Kontingen Indonesia memantapkan diri sebagai Runner-up dalam ajang SEA Games ke-33 di Thailand. Di bawah tuan rumah yang memperoleh total medali sebanyak 385 keping (dengan 186 emas). Sedangkan Kontingen Garuda meraih 252 keping (dengan 73 emas). Semakin memantapkan Thailand sebagai kolektor juara umum paling sering (13 kali). Sekaligus paling sering menjadi tuan rumah SEA Games. Thailand masih berupaya “menyempurnakan” Juara SEA Games dari final Sepakbola melawan Vietnam.

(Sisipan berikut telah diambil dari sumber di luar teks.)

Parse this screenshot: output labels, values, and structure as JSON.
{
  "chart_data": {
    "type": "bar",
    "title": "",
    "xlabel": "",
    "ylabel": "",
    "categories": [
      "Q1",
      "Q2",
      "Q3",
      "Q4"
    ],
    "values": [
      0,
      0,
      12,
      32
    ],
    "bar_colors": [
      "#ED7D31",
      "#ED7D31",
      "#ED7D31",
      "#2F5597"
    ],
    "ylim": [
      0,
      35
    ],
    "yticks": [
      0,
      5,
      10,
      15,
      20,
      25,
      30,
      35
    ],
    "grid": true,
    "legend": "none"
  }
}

Meraih podium tertinggi cabor Sepakbola, bagai segala-galanya untuk semua kontingen negara. Terutama Thailand, Vietnam, dan Indonesia. Timnas Garuda (Indonesia) pernah merasakan juara sepakbola SEA Games ke-32 di Phnom Penh, Kamboja. Di dalam negeri dilakukan penyambutan gegap gempita Timnas U-22. Perlu perayaan gegap gempita, karena sebagai penglipur dahaga selama 32 tahun tidak merasakan juara sepakbola se-Asia Teggara. Timnas bermain “sempurna,” dengan memenangi seluruh (6 laga) pertandingan, sejak penyisihan grup hingga final.
Tetapi ajang SEA Games ke-32 yang dianggap pertanda kebangkitan sepakbola, tidak 100% benar. Konon Indonesia bisa bangkit dalam perburuan medali emas sepakbola. Terutama pada even khusus sepakbola piala ASEAN. Realitanya, Timnas Garuda U-22 kalah sejak babak awal di SEA Games ke-33. Sangat jauh dari pengharapan. Sehingga berbagai pengamat sepakbola mendesak evaluasi total PSSI. Terutama metode pemilihan pemain, dan pelatih.
Sebenarnya Timnas sudah membangun “mental juara.” Terutama setelah beberapa kali laga pada level Asia Tenggara, selalu kandas. Harus diakui ada perasaan “takut” saat menghadapi timnas Thailand. Lalu bertambah “takut” pada Vietnam. Problem mental, menyebabkan Timnas Garuda sering dikandaskan. Termasuk “dipecundangi” pada ajang AFF tahun 2022, dengan sistem head-to-head. Gagal mencapai final, walau dalam posisi juara grup, di atas Vietnam dan Thailand.
Gejala kekalahan pada SEA Games 2025, adalah, Timnas terserang mental. Berdasar hasil drawing, maka target menjadi juara Grup C, seolah-olah di depan mata. Lebih lagi dalam posisi sebagai juara bertahan, pengharapan menjadi juara grup, sangat wajar. Konon, menyebabkan terlalu percaya diri, tetapi tidak bisa membuahkan gol sampai hampir akhir babak pertama. Bahkan kemasukan gol pada injury time babak pertama, bagai syok terapi.
Kekalahan timnas sepakbola pada babak grup SEA Games, tergolong sangat prematur. Bahkan menyebabkan kemunduran “mental kebangkitan” yang sudah terbangun sejak tahun 2022. Akibatnya pelatih sekaligus pengatur strategi Timnas U-22, Indra Sjafrie, dipecat oleh PSSI. Sebelumnya, PSSI sudah memecat Shin Tae-Yong (asal Korea Selatan). Juga Patrick Kluivert (asal Belanda). Pemecatan pelatih secara beruntun dalam waktu dekat, menunjukkan pengharapan besar yang belum terwujud.
Pembinaan sepakbola Indonesia masih wajib mencari formula, berbasis pemain (termasuk melalui naturalisasi), serta pelatih yang sanggup “menunggui” pemain. Tidak mudah. Karena harus bisa mendongkrak peringkat FIFA sampai di atas 100. Saat ini Thailand menduduki peringkat ke-95, dan Vietnam 110. Tetapi SEA Games, bisa menjadi peta jalan memperbaiki posisi Indonesia pada even Asian Games 2026 di Jepang. Juga Olympiade 2028 (di Amerika Serikat),
Bebebrapa cabang olahraga menunjukkan prestasi gemilang. Antara lain Angkat Besi, memperoleh 8 medali (3 emas), sekaligus memecahkan rekor dunia. Juga Panjat Tebing dengan 8 medali (4 emas), serta Wushu. Harus diakui, tidak mudah meraih emas. Negara tetangga, juga mengalami proses serupa, sama-sama tidak mudah. Namun realitanya, negara tetangga lebih berprestasi.
Indonesia dengan jumlah penduduk, dan PDRB (Produk Domestik Regional Bruto) terbesar di ASEAN patut memperoleh posisi sebagai “raja olahraga.”